MoL [MoL [SoL ["1.1"], 
      SoL ["1.2.1","1.2.2"]], 
    MoL [SoL ["2.1"], 
      SoL ["2.2"]], 
    MoL [SoL ["3.0"]] 
    ] 

Answer 3

如果你想强制执行统一的深度，有一个（相当）标准的技巧来做到涉及多态递归。我们要做的是有“更深”的构造函数告诉列表如何深度嵌套的，那么最终的“这里”构造与深度嵌套列表脊柱：

data GroupList a = Deeper (GroupList [a]) | Here a deriving (Eq, Ord, Show, Read) 

实际上，所定义的类型有一个美学选择，你可能希望在你的代码中有所不同：Here构造函数只需要一个a而不是一个a s的列表。这个选择的结果在这个答案的其余部分中是分散的。

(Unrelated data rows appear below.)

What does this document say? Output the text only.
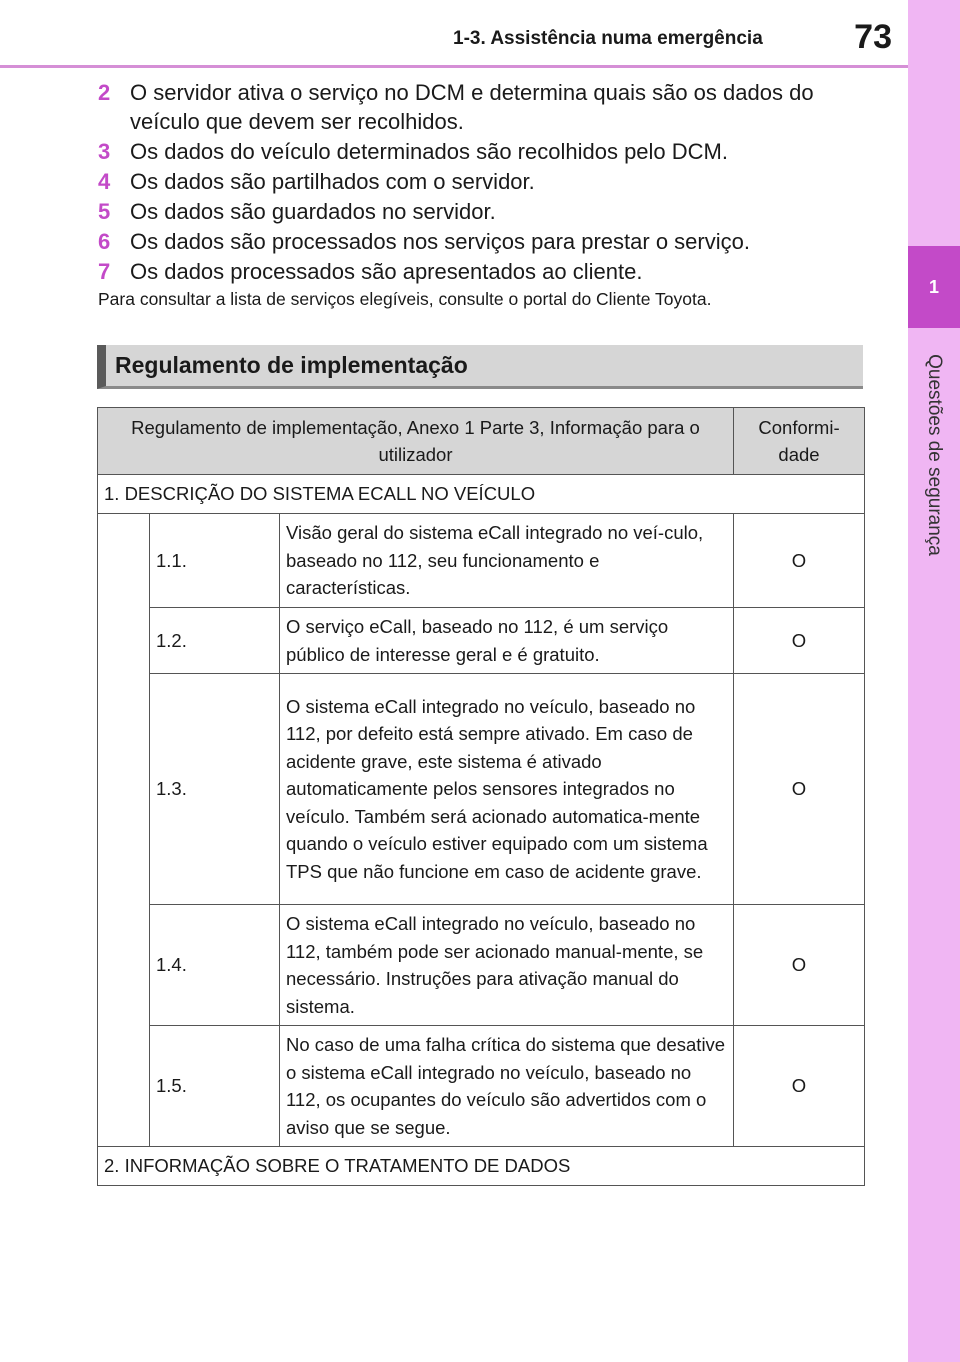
1-3. Assistência numa emergência	73
1
Questões de segurança
2 O servidor ativa o serviço no DCM e determina quais são os dados do veículo que devem ser recolhidos.
3 Os dados do veículo determinados são recolhidos pelo DCM.
4 Os dados são partilhados com o servidor.
5 Os dados são guardados no servidor.
6 Os dados são processados nos serviços para prestar o serviço.
7 Os dados processados são apresentados ao cliente.
Para consultar a lista de serviços elegíveis, consulte o portal do Cliente Toyota.
Regulamento de implementação
Regulamento de implementação, Anexo 1 Parte 3, Informação para o utilizador			Conformi-dade
1. DESCRIÇÃO DO SISTEMA ECALL NO VEÍCULO			
	1.1.	Visão geral do sistema eCall integrado no veí-culo, baseado no 112, seu funcionamento e características.	O
	1.2.	O serviço eCall, baseado no 112, é um serviço público de interesse geral e é gratuito.	O
	1.3.	O sistema eCall integrado no veículo, baseado no 112, por defeito está sempre ativado. Em caso de acidente grave, este sistema é ativado automaticamente pelos sensores integrados no veículo. Também será acionado automatica-mente quando o veículo estiver equipado com um sistema TPS que não funcione em caso de acidente grave.	O
	1.4.	O sistema eCall integrado no veículo, baseado no 112, também pode ser acionado manual-mente, se necessário. Instruções para ativação manual do sistema.	O
	1.5.	No caso de uma falha crítica do sistema que desative o sistema eCall integrado no veículo, baseado no 112, os ocupantes do veículo são advertidos com o aviso que se segue.	O
2. INFORMAÇÃO SOBRE O TRATAMENTO DE DADOS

下面是这种展示列表清单的值的示例;它具有与深度两筑巢，它有两个Deeper构造函数：

> :t Deeper (Deeper (Here [[1,2,3], []])) 
Num a => GroupList a 

这里看到了几样功能。

instance Functor GroupList where 
    fmap f (Here a) = Here (f a) 
    fmap f (Deeper as) = Deeper (fmap (fmap f) as) 
    -- the inner fmap is at []-type 

-- this type signature is not optional 
flatten :: GroupList [a] -> GroupList a 
flatten (Here a) = Deeper (Here a) 
flatten (Deeper as) = Deeper (flatten as) 

singleGrouping :: (a -> a -> Bool) -> GroupList [a] -> GroupList [a] 
singleGrouping f = flatten . fmap (groupBy f) 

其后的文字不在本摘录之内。